Abstract
The rapid decline of New Zealand’s rare habitats is a major threat to biodiversity and ecosystem services. Limestone is one such rare habitat, and the plants that reside only in limestone are threatened. Conservation management plans have been developed to assist in the survival of these species. Creating a conservation strategy for an endangered or threatened plant species should include discovering how a species reproduces. Many plants use cross-pollination as their method of sexually reproducing; yet, most management plans do not factor in pollination, and if they do, they do not identify the key pollinators. Understanding the key pollinators is important for the assessment of the ecosystem as a whole, as the impact on a given species can travel through the network, affecting other species. To genuinely conserve a plant, effective management should encompass all components of its ecosystem. Considering this and the already existing global pollinator crisis, I aim to demonstrate the importance of pollinators in conserving rare endangered limestone plant species, by investigating the pollinators of three critically threatened species, Lepidium sisymbrioides, Carmichaelia hollowayi, and Gentianella calcis subsp. calcis in North Otago Reserves, Wai O Toura Scenic Reserve and Waipata Scientific Reserve.

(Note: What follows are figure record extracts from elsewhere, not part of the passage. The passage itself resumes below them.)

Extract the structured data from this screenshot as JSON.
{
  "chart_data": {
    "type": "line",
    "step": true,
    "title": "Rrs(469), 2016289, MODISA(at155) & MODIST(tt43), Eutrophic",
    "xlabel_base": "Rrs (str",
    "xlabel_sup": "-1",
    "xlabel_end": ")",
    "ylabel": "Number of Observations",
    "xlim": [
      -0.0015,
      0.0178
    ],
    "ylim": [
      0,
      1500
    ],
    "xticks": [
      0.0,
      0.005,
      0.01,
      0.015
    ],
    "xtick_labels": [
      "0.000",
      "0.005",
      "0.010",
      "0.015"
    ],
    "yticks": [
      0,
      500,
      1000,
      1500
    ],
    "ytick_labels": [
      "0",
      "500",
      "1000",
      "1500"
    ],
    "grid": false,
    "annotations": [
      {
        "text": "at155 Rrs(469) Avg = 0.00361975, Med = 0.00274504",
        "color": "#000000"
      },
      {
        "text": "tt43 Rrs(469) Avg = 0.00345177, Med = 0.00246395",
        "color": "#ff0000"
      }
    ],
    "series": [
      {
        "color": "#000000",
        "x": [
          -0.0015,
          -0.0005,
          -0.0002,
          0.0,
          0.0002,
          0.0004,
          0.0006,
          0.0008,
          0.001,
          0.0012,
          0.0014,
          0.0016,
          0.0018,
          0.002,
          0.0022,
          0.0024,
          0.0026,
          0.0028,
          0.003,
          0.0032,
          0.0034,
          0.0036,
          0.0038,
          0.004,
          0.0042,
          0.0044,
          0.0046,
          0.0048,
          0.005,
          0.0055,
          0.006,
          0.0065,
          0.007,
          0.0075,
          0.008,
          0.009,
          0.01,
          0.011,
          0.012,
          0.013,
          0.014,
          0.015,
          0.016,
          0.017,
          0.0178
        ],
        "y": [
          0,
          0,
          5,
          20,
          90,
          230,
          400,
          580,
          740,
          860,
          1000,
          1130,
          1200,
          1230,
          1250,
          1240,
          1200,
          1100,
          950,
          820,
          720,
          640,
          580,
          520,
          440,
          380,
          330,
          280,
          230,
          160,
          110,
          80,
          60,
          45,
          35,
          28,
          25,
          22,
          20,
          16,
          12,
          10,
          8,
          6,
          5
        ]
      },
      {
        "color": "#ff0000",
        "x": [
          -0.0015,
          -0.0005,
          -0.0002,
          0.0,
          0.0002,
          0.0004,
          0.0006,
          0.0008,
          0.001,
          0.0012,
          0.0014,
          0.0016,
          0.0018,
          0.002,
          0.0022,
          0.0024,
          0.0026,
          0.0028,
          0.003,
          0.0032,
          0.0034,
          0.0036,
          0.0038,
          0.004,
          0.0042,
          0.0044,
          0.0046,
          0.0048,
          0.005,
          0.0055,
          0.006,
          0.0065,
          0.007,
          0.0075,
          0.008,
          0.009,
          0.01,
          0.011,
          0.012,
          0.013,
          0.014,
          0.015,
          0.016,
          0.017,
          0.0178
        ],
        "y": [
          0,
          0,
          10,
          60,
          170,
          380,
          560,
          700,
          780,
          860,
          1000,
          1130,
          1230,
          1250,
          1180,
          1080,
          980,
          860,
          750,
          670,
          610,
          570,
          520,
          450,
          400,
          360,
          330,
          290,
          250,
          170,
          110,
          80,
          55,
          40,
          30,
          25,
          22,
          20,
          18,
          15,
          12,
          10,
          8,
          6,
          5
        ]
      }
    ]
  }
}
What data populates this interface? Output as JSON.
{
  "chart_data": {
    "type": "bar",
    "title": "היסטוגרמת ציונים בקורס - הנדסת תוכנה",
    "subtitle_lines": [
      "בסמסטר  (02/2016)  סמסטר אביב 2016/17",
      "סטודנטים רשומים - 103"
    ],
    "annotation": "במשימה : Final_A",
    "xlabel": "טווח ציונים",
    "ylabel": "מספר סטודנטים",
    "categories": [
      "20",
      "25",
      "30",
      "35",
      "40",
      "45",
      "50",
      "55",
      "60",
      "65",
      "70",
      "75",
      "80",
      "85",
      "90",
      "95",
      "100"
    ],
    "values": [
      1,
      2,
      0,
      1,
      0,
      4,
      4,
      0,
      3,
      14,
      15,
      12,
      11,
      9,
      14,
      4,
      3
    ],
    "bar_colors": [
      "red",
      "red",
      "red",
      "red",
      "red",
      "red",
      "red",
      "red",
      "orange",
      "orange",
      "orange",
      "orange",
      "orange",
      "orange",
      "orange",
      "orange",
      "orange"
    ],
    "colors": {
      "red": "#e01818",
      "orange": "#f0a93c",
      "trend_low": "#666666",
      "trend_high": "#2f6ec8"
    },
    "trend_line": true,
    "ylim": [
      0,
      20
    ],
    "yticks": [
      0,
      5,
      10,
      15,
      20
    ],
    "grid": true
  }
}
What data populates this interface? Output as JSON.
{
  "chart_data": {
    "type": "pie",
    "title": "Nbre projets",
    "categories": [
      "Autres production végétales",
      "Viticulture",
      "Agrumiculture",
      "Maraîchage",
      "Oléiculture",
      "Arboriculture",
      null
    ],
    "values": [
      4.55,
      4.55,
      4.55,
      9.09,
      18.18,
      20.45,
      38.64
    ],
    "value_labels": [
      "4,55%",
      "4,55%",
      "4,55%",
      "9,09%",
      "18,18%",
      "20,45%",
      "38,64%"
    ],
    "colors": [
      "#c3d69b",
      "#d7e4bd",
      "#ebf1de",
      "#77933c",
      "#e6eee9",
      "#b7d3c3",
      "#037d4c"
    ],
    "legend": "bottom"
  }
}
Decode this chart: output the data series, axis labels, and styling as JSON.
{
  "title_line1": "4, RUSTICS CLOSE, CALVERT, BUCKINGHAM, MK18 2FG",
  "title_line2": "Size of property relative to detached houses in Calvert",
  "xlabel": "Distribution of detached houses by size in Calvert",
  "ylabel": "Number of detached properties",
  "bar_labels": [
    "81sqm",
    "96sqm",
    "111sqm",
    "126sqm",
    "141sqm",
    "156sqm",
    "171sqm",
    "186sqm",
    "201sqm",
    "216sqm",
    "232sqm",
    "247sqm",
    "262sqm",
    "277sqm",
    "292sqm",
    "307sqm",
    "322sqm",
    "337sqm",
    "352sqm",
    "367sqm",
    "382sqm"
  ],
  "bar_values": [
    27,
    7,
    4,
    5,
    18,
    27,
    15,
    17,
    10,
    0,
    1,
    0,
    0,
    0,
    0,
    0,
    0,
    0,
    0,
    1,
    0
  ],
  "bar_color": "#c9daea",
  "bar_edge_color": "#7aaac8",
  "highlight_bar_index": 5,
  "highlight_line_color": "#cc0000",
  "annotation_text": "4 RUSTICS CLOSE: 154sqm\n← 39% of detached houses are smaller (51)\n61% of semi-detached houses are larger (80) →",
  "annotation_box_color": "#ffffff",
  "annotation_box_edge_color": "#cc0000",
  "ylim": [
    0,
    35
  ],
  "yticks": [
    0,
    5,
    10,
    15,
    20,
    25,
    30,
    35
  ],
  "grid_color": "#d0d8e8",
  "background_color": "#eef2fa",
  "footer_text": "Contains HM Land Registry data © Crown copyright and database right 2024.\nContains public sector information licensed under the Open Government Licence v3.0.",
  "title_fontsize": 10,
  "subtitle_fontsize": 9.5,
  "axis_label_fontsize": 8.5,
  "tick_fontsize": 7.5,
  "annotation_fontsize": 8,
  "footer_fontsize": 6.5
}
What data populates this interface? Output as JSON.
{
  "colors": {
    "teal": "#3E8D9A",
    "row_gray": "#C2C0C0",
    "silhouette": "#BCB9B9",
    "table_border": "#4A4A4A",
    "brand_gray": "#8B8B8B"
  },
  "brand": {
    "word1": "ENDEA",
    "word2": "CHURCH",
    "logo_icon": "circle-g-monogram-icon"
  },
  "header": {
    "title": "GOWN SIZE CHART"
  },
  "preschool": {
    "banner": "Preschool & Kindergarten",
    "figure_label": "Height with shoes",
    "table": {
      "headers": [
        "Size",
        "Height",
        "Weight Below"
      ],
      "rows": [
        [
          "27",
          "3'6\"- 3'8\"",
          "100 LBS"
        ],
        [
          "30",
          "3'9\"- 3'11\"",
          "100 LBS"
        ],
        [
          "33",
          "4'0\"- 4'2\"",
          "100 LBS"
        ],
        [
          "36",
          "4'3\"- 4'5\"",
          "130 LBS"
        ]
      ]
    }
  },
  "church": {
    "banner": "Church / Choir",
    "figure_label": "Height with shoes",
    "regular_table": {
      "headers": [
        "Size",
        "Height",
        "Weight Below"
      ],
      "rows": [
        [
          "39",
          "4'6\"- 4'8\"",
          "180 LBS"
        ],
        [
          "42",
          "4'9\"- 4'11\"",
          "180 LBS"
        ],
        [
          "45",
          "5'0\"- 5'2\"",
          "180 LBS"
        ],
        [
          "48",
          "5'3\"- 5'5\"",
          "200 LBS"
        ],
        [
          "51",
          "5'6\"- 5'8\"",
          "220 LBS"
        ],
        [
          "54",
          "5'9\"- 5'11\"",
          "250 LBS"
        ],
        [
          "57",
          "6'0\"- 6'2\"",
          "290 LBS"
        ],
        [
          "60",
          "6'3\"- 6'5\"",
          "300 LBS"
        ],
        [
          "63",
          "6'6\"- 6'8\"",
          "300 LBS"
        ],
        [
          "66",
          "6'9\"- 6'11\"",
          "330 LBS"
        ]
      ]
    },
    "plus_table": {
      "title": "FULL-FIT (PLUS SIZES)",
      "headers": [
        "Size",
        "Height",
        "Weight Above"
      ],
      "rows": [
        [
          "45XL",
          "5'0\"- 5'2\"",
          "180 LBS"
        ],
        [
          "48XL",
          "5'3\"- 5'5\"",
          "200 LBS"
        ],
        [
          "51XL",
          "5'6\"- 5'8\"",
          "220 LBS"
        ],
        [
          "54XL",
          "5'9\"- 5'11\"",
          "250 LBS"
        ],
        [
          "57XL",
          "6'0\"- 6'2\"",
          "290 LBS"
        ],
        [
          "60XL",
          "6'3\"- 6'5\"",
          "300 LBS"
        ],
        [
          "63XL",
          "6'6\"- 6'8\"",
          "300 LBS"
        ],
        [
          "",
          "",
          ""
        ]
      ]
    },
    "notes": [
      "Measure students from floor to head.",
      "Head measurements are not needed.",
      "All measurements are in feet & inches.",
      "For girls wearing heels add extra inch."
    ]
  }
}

Chapter 1 is a literature review describing an uncommon ecosystem, limestone, and the focal plant species of this study. In Chapter 2, I investigate which species are the most likely pollinators of L. sisymbrioides, C. hollowayi, and G. calcis subsp. calcis, through community sampling and 10-minute visitor observations. I examine how several cofactors, such as weather conditions (e.g., temperature), affect insect visitation rates. I determine which species carry the pollen of the focal plant species, by referencing a pollen library that I developed for the two reserve sites (see Appendix). Furthermore, I use single-visit pollinator assays to determine whether conspecific pollen is being deposited onto female L. sisymbrioides plants. Observed insects were caught, frozen and identified to the lowest classification level possible. Insects were only considered to be effective pollinators if they carried pollen of the focal plant species. Single-visit pollinator experiment was done by bagging female L. sisymbrioides plants, then removing the bag and waiting for an insect to visit the unbagged flowers. Once visited, the flower head was removed and swabbed for L. sisymbrioides pollen.
The community sampling experiments show that many insect species visit L. sisymbrioides, but that the most effective pollinators are likely the endemic bee, Lasioglossum sordidum, and Tachinid flies, including native Pales sp., and endemic Mallochomacquartia vexata. It was confirmed that pollen is being deposited onto female L. sisymbrioides plants via insect pollinators, with Tachinid flies depositing the most pollen. Both plant size and temperature influence insect visitation to L. sisymbrioides, insects preferred to visit larger plants and had a preference towards warmer weather around 24oC. The most effective pollinator for G. calcis subsp. calcis is likely the endemic hover fly, Melanostoma fasciatum. This species was the most frequent visitor, with over half the hover flies captured carrying G. calcis subsp. calcis pollen. While location and temperature did not influence insect visitation, wind speed did. Insects visited more frequently when wind speeds were lower. Leioproctus pango is likely the most effective pollinator for C. hollowayi, with L. pango being the most observed visitor, and nearly all captured bees were carrying C. hollowayi pollen. The size of the C. hollowayi plants affects insect visitation with insects visiting larger plants more frequently, while temperature and wind do not appear to influence insect visitation.
The results of this study indicate that native and endemic insect pollinators are important in the reproductive system of Lepidium sisymbrioides, Carmichaelia hollowayi, and Gentianella calcis subsp. calcis. The research done in this thesis contributes to the literature on New Zealand’s naturally occurring uncommon ecosystems and provides an in-depth look into plant-pollinator interactions of these under- researched plant species. Further research should conduct a larger multiyear community sampling experiment as one season might not have been long enough to gather enough data. Further research should try a multiple-visit pollinator experiment to determine the seed set in the plants.